Build_vocab_from_iterator does not work in notebook

Hi. I was trying to run this notebook, but the following line times out:

vocab_transform[ln] = build_vocab_from_iterator(yield_tokens(train_iter, ln),
                                                    min_freq=1,
                                                    specials=special_symbols,
                                                    special_first=True)

Specifically, it raises a TimeoutError: [Errno 110] Connection timed out, and the last line of the trace is:
Exception: Could not get the file at http://www.quest.dcs.shef.ac.uk/wmt16_files_mmt/training.tar.gz. [RequestException] None.

What can be done to circumvent this issue? Thanks in advance for any help you can provide.

Met the same question today.
I try to directly access the file link. But it fails either, saying " The requested URL could not be retrieved".
I guess the database server is down or their network is broken.

Hope it can recover soon… Or are there any alternatives?

Already tried archive.org, but sadly the files are unavailable there too

I am having exactly the same problem. I am new to NLP so I am not sure what to do. Perhaps somebody knows another source of English/German (or another language) word pairs that we can use instead. I will check back later.

The maintainer of this GitHub file: PyTorch-NLP/multi30k.py at master · PetrochukM/PyTorch-NLP · GitHub

claims the following:

Status:
    Host ``www.quest.dcs.shef.ac.uk`` forgot to update their SSL
    certificate; therefore, this dataset does not download securely.
References:
    * http://www.statmt.org/wmt16/multimodal-task.html
    * http://shannon.cs.illinois.edu/DenotationGraph/

He seems to have constructed a workaround program but I have not managed to get it to work.

the page is not delivering any content though

Same problem… Tried to email the site owner but no feedbacks…

I have those files but don’t know where to put them to make them available for everyone.

is it possible to put them in the dropbox or google drive and share them using a public link?

First author of the Multi30K dataset here :wave:.

I didn’t know these were being used in a PyTorch tutorial so we are working on hosting these files elsewhere.
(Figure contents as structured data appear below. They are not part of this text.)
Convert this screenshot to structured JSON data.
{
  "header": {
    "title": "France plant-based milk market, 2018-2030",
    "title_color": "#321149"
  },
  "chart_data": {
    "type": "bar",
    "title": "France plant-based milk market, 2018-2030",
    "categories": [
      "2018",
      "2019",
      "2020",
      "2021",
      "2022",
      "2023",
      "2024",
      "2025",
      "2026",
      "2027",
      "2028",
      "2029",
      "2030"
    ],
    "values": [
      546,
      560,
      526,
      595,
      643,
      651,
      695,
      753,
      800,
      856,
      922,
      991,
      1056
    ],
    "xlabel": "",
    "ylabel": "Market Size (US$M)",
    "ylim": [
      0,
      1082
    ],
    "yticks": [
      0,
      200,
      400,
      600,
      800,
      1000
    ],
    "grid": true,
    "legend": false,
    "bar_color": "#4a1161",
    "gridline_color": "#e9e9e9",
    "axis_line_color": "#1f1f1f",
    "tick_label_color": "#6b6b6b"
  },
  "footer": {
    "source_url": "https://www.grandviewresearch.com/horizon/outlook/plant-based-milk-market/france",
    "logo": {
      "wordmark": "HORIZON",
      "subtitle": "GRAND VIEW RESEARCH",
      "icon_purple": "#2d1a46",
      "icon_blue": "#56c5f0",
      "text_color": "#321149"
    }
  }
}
Alternatively, if someone understands how the files are being used by torchtext.datasets.Multi30K, would one solution be to re-route the data loading to the Multi30K Github repository?

1 Like

Im a beginner but I found the source code of torchtext.datasets.multi30k here. One may change the URLs and MD5s to make it work ~

that is preciously what I was thinking but I do not own that repo so couldn’t do it.

Please note that I have been working on the following code:

http://nlp.seas.harvard.edu/annotated-transformer/

This code uses the same Multi30K database. I was able to get the code to work by using another data file. The basic idea is that the training, validation, and test sets are all lists of tuples. The tuples consist of sentence pairs in each language. This insight is nice since it makes it easy to create any language pairing you would like. Here is my implementation in Colab along with lots of notes:

Hope this helps. Any comments are welcome.
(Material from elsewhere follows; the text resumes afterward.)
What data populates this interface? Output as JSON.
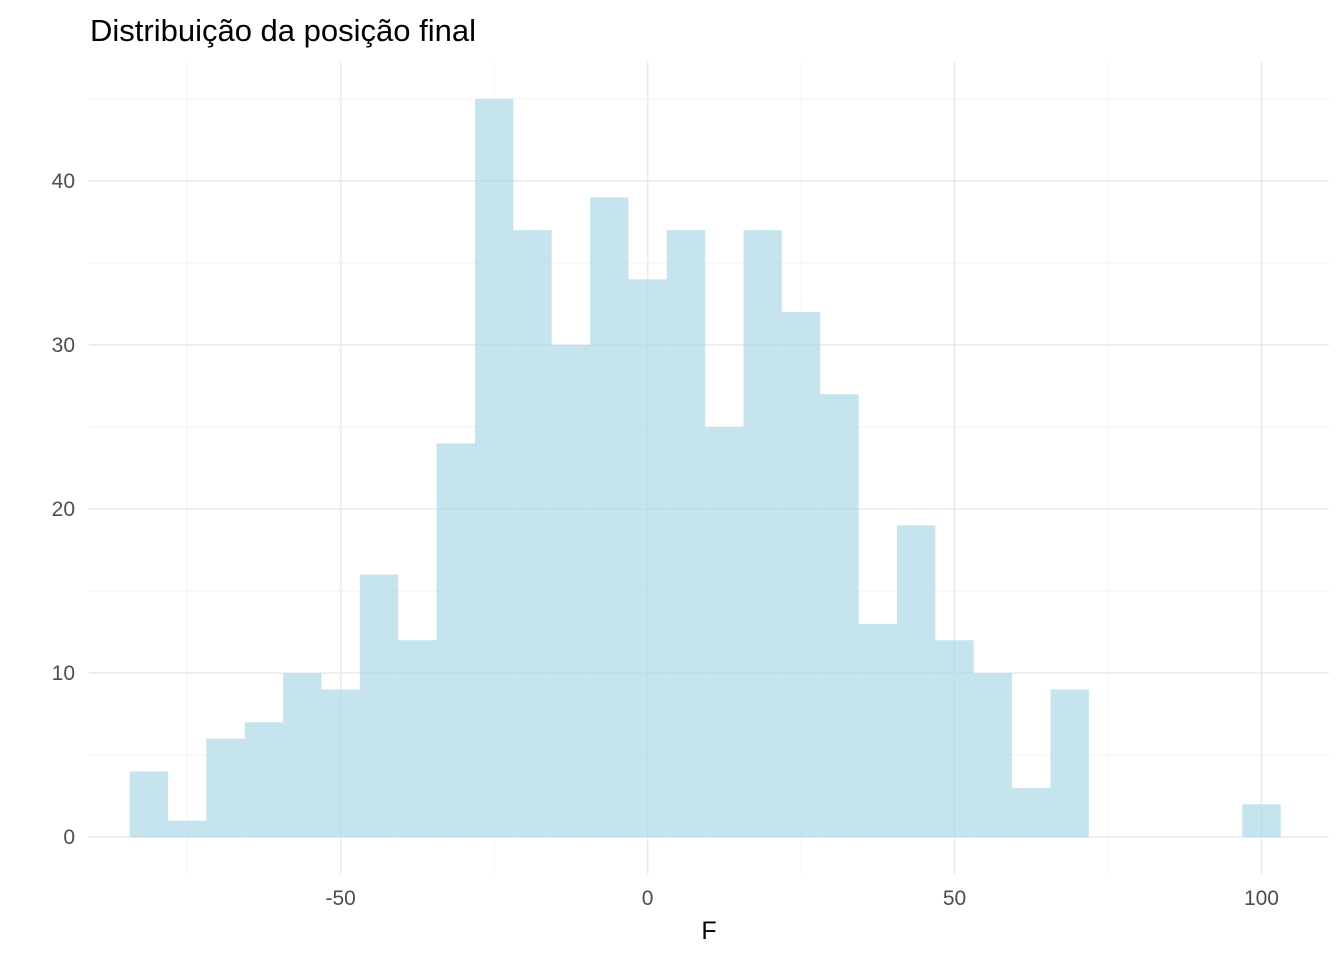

The slightly different way the dataset is downloaded here is working right now.

1 Like

Thank you for this link, Yaniel. This is a very nice, compact, and up-to-date implementation of a transformer using Pytorch!

-Alex

I think I found the train, val , test file url , you can change the multi30k URL to update the origal invalid url:

from torchtext.datasets import multi30k, Multi30k

multi30k.URL["train"] = "https://raw.githubusercontent.com/neychev/small_DL_repo/master/datasets/Multi30k/training.tar.gz"
multi30k.URL["valid"] = "https://raw.githubusercontent.com/neychev/small_DL_repo/master/datasets/Multi30k/validation.tar.gz"
multi30k.URL["test"] = "https://raw.githubusercontent.com/neychev/small_DL_repo/master/datasets/Multi30k/mmt16_task1_test.tar.gz"
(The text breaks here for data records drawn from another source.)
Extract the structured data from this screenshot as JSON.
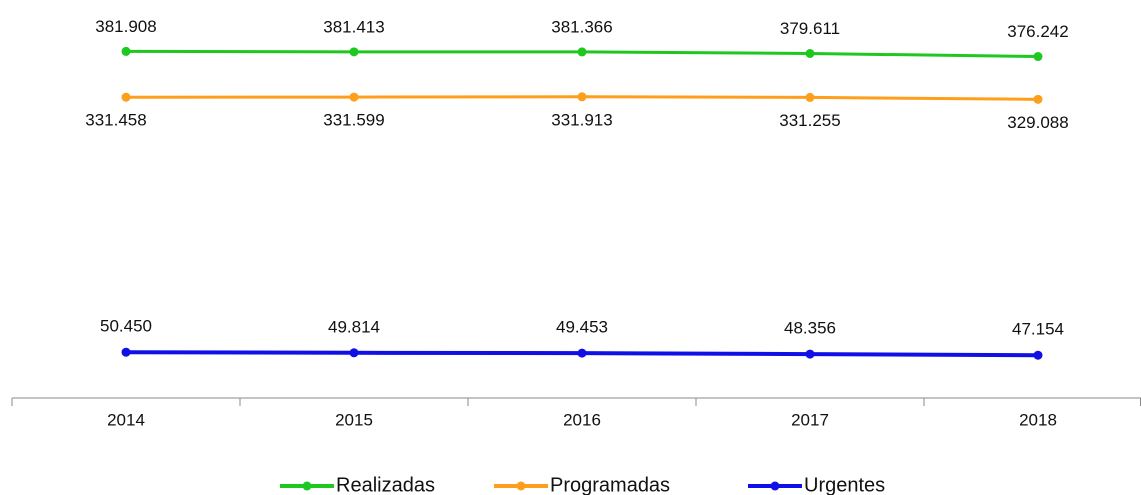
{
  "chart_data": {
    "type": "line",
    "categories": [
      "2014",
      "2015",
      "2016",
      "2017",
      "2018"
    ],
    "series": [
      {
        "name": "Realizadas",
        "color": "#1ec81e",
        "values": [
          381908,
          381413,
          381366,
          379611,
          376242
        ],
        "value_labels": [
          "381.908",
          "381.413",
          "381.366",
          "379.611",
          "376.242"
        ]
      },
      {
        "name": "Programadas",
        "color": "#ff9e1b",
        "values": [
          331458,
          331599,
          331913,
          331255,
          329088
        ],
        "value_labels": [
          "331.458",
          "331.599",
          "331.913",
          "331.255",
          "329.088"
        ]
      },
      {
        "name": "Urgentes",
        "color": "#0f0fe6",
        "values": [
          50450,
          49814,
          49453,
          48356,
          47154
        ],
        "value_labels": [
          "50.450",
          "49.814",
          "49.453",
          "48.356",
          "47.154"
        ]
      }
    ],
    "ylim": [
      0,
      400000
    ]
  }
}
if you do not want to update the URL of multi30k, you can just download the file from url above and put the tar.gz file to the torch cache directory. for my machine, the directory is :/root/.cache/torch/text/datasets/Multi30k , copy the tar.gz file into directory ,and run the code. pytorch will uncompress the file , get train.de train.en files

I have changed the following lines in your code:

    print("Building German Vocabulary ...")
    train, val, test = datasets.Multi30k(language_pair=("de", "en"))

to

    print("Building German Vocabulary ...")
    from torchtext.datasets import multi30k
    multi30k.URL["train"] = "https://raw.githubusercontent.com/neychev/small_DL_repo/master/datasets/Multi30k/training.tar.gz"
    multi30k.URL["valid"] = "https://raw.githubusercontent.com/neychev/small_DL_repo/master/datasets/Multi30k/validation.tar.gz"
    multi30k.URL["test"] = "https://raw.githubusercontent.com/neychev/small_DL_repo/master/datasets/Multi30k/mmt16_task1_test.tar.gz"

    multi30k.MD5["train"] = "20140d013d05dd9a72dfde46478663ba05737ce983f478f960c1123c6671be5e"
    multi30k.MD5["valid"] = "a7aa20e9ebd5ba5adce7909498b94410996040857154dab029851af3a866da8c"
    multi30k.MD5["test"] = "6d1ca1dba99e2c5dd54cae1226ff11c2551e6ce63527ebb072a1f70f72a5cd36"

    train, val, test = datasets.Multi30k(language_pair=("de", "en"))

and it worked.

1 Like